Ever since that day in third grade when she was told didn’t have “it” by a teacher, she’s had it going. She is top of her class, already with an associate’s degree in her pocket (at age 16) and plans to earn that bachelor’s degree by 2017.
“I want to walk with my graduating classmates to get my high school diploma,” she told me politely.
Teasley said his staff encourages high school students to take college classes, too.
“We offer dual-credit programs on steroids,” he said. “We want our students to excel as much as they can and we will support their efforts.”
Osborne is the seventh student at that school in the past four years to earn an associate’s degree. She’s the only one earning her bachelor’s.
“Maybe once people learn what Raven is doing, others will follow. We hope so,” Teasley said. “Most of our students come from homes void of high school diplomas, much less college degrees.”
This described Nicholson’s home until recently.
In 2013, she enrolled in Gary Middle College, a second-chance high school located near the charter school. While attending classes there, she honed her talent for writing poetry with help from a kind-hearted teacher, Nora Glenn.
“I hadn’t had my hands on a pen and paper in years. It felt great,” Nicholson said.

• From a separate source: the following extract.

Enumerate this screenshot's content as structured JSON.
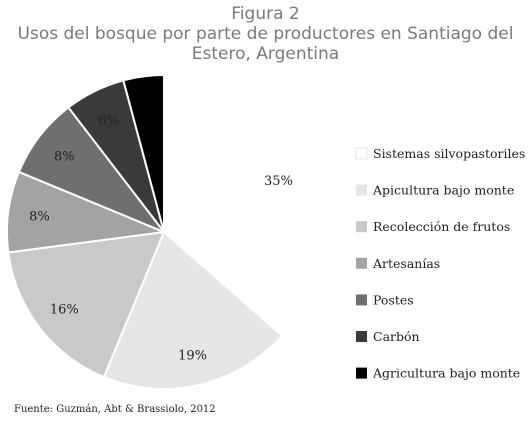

Her back story of homelessness is a lengthy one, bouncing around from family members, even a short stay in Kansas City with her kids. Like I said earlier, an entire column could be used to detail her struggles against poverty.
Still, while struggling to find a permanent home in Gary, she took classes, raised her kids and eventually earned that long-elusive high school diploma.
“It was something I had wanted for 20 years,” she told me.
Nicholson started taking classes at Ivy Tech Community College, studying early childhood education until her financial aid ran out. She would someday like to open a preschool or learning center for youth.
“I believe children are our future, and teaching them is the greatest investment in the world,” she said. “All it takes is one voice. I want to be that voice.”
Osborne also is taking college courses on early childhood education and related subjects. She wants to someday be a social worker to help Gary youth.
“I want to stay here and give back to others who want to do what I have done so far,” she said.
All it takes is another voice. She wants to be that voice.
On the day I met Nicholson, she had just received a letter from the Indianapolis Housing Agency, approving her request for Section 8 housing through government assistance.
With its approval, she can now move to Indianapolis so her daughter, Minnie, can attend college at Indiana University-Purdue University Indianapolis. This means the world to Nicholson, that her daughter is bound for college.
“We’re so excited. We’ve been waiting on this opportunity,” Nicholson said, showing off that approval letter.
I asked both women about the importance of education, at any age.
After thinking about it for a few minutes, Nicholson replied, “Education is the key to ending poverty.”
Osborne didn’t have to think about it: “Education is everything,” she replied instantly.